Guest essay by Eric Worrall
Claims are flying that Global Warming has claimed its first mammal, a kind of rat which used to live on just one small island in the Cyclone prone Torres Strait, off the Northern coast of Australia.
Human-caused climate change appears to have driven the Great Barrier Reef’s only endemic mammal species into the history books, with the Bramble Cay melomys, a small rodent that lives on a tiny island in the eastern Torres Strait, being completely wiped-out from its only known location.
It is also the first recorded extinction of a mammal anywhere in the world thought to be primarily due to human-caused climate change.
An expert says this extinction is likely just the tip of the iceberg, with climate change exerting increasing pressures on species everywhere.
The rodent, also called the mosaic-tailed rat, was only known to live on Bramble Cay a small coral cay, just 340m long and 150m wide off the north coast of Queensland, Australia, which sits at most 3m above sea level.

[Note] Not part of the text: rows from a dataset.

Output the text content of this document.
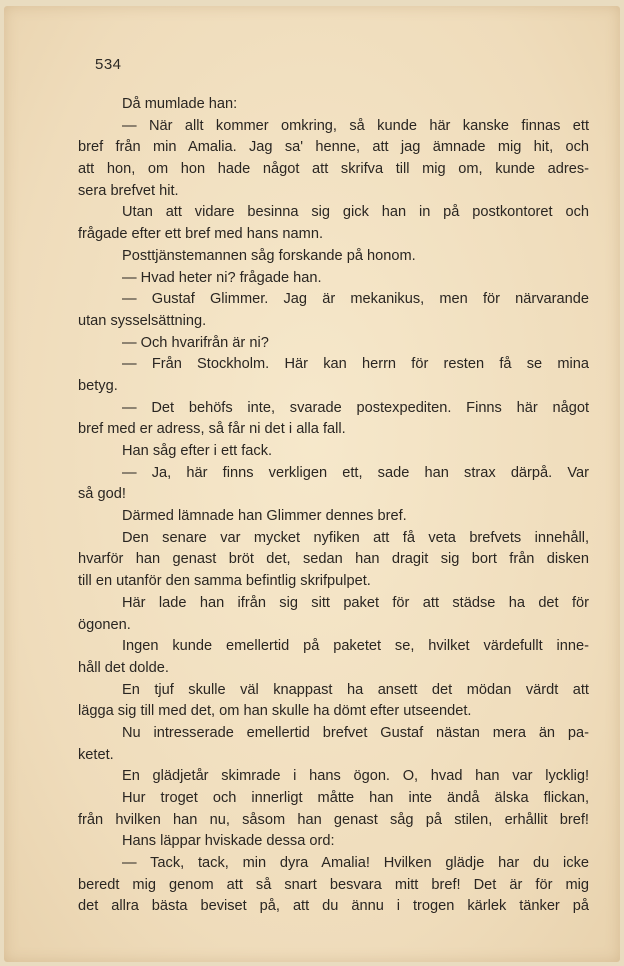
534
Då mumlade han:
— När allt kommer omkring, så kunde här kanske finnas ett
bref från min Amalia. Jag sa' henne, att jag ämnade mig hit, och
att hon, om hon hade något att skrifva till mig om, kunde adres-
sera brefvet hit.
Utan att vidare besinna sig gick han in på postkontoret och
frågade efter ett bref med hans namn.
Posttjänstemannen såg forskande på honom.
— Hvad heter ni? frågade han.
— Gustaf Glimmer. Jag är mekanikus, men för närvarande
utan sysselsättning.
— Och hvarifrån är ni?
— Från Stockholm. Här kan herrn för resten få se mina
betyg.
— Det behöfs inte, svarade postexpediten. Finns här något
bref med er adress, så får ni det i alla fall.
Han såg efter i ett fack.
— Ja, här finns verkligen ett, sade han strax därpå. Var
så god!
Därmed lämnade han Glimmer dennes bref.
Den senare var mycket nyfiken att få veta brefvets innehåll,
hvarför han genast bröt det, sedan han dragit sig bort från disken
till en utanför den samma befintlig skrifpulpet.
Här lade han ifrån sig sitt paket för att städse ha det för
ögonen.
Ingen kunde emellertid på paketet se, hvilket värdefullt inne-
håll det dolde.
En tjuf skulle väl knappast ha ansett det mödan värdt att
lägga sig till med det, om han skulle ha dömt efter utseendet.
Nu intresserade emellertid brefvet Gustaf nästan mera än pa-
ketet.
En glädjetår skimrade i hans ögon. O, hvad han var lycklig!
Hur troget och innerligt måtte han inte ändå älska flickan,
från hvilken han nu, såsom han genast såg på stilen, erhållit bref!
Hans läppar hviskade dessa ord:
— Tack, tack, min dyra Amalia! Hvilken glädje har du icke
beredt mig genom att så snart besvara mitt bref! Det är för mig
det allra bästa beviset på, att du ännu i trogen kärlek tänker på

It had the most isolated and restricted range of any Australian mammal, and was considered the only mammal species endemic to the Great Barrier Reef.
When its existence was first recorded by Europeans in 1845, it was seen in high density on the island, with sailors reporting they shot the “large rats” with bows and arrows. In 1978, it was estimated there were several hundred on the small island.
But the melomys were last seen in 2009, and after an extensive search for the animal in 2014, a report has recommended its status be changed from “endangered” to “extinct”.
Calling the dead rats a victim of “climate” seems a bit of a stretch. A small population species which precariously clings to existence on a tiny spit of low lying land in the middle of Australia’s Cyclone Alley was never destined to survive for long.
From the Australian Government Website;
There are three threats to the species. Firstly, there is only the single known population of the species and searches on other cays and in adjacent areas of New Guinea have failed to discover other populations. Secondly, the cay is prone to inundation from storm surge and other disturbances. Further compounding risk to the species is that the species appears to be inbred. Therefore, resilience of the species to catastrophic events such as cyclones, introductions of weeds or introduced predators, or the arrival of a novel disease, is very low (Curtis et al. 2012 cited in DEHP 2013e).
The most recent survey for the species in 2012 resulted in no animals being recorded. The most recent verified record of the species is from trapping in 2004. It is possible that a catastrophic inundation of the island has already occurred (DEHP 2013e).